With Mars In Sight having departed for the Red Planet for a late November landing, NASA is preparing for the Mars 2020 rover, an enhanced version of the Mars Curiosity that is currently rolling about the Martian surface. NASA Administrator Jim Bridenstine announced on Twitter that the Mars 2020 would have another enhancement.

What will the Mars Helicopter do?

The Mars Helicopter, which will no doubt undergo a name change when NASA sets up a contest for school children, will be a technology demonstrator to determine how aerial drones will fly on the Red Planet.

The aerial vehicle will come equipped with solar panels that will recharge its lithium-ion batteries and a heating unit to allow it to survive the Martian nights. The vehicle will weigh at just four pounds and will have a fuselage the size of a softball. Its counter-rotating blades will revolve at 3,000 RPM, about ten times the speed of a helicopter flying over Earth, made necessary by the thin, Martian atmosphere.

When the Mars 2020 Rover lands on Mars, the Mars Helicopter will deploy from the bottom of the space probe. Then the rover will move away, and the aerial vehicle will conduct a series of at least five flight tests over 30 days of more and more further distances, up to 100 meters. Because Mars is far away from Earth, with radio signals taking at least 20 minutes to cross interplanetary space, the Mars Helicopter will fly autonomously and not via a human operated joy stick as drones on Earth are controlled.

Flying over Mars

If Mars Helicopter works, it will constitute another space first for NASA, the first flight on another world. Aerial drones will be of great use for future explorers. They will perform such tasks as conducting surveys of the Martian landscape in advance of land-based sorties and delivering supplies to groups of astronauts who are away from the main landing site.

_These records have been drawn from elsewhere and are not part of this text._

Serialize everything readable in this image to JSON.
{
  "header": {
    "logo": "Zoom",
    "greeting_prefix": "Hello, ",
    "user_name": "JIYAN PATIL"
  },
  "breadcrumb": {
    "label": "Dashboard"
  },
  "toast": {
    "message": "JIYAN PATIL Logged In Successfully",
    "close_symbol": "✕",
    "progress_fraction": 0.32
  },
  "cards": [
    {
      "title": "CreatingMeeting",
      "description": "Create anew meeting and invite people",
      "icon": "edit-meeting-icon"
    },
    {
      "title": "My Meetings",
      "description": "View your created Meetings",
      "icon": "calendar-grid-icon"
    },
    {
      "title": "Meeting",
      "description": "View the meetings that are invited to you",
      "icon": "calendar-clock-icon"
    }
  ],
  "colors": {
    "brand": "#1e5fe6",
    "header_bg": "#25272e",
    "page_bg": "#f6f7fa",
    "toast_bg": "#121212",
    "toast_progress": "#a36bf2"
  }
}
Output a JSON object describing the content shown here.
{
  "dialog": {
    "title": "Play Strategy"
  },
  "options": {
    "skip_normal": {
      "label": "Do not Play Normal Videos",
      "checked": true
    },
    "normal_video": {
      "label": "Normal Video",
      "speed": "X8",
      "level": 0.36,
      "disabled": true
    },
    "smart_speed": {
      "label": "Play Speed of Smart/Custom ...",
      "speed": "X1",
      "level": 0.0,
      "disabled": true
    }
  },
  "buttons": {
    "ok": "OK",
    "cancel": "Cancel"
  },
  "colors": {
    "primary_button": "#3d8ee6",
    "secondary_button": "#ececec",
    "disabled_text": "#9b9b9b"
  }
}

One place on Mars where drones would be of some use would be caverns created by lava tubes. Laval tube caverns are formed when fast moving lava creates voids beneath the surface. Scientists speculate that since the interiors of such caverns are shielded from radiation and temperature extremes, microbial life may still exist within them.

Indeed, future Mars settlements could be constructed within the caverns, protected from the harsh conditions of the Martian surface.

Mars 2020 is scheduled currently to launch sometime in July 2020 with a landing slated for February 2021. One of the rover’s tasks will be to collect soil and rock samples for a later mission that will pick them up and return them to Earth.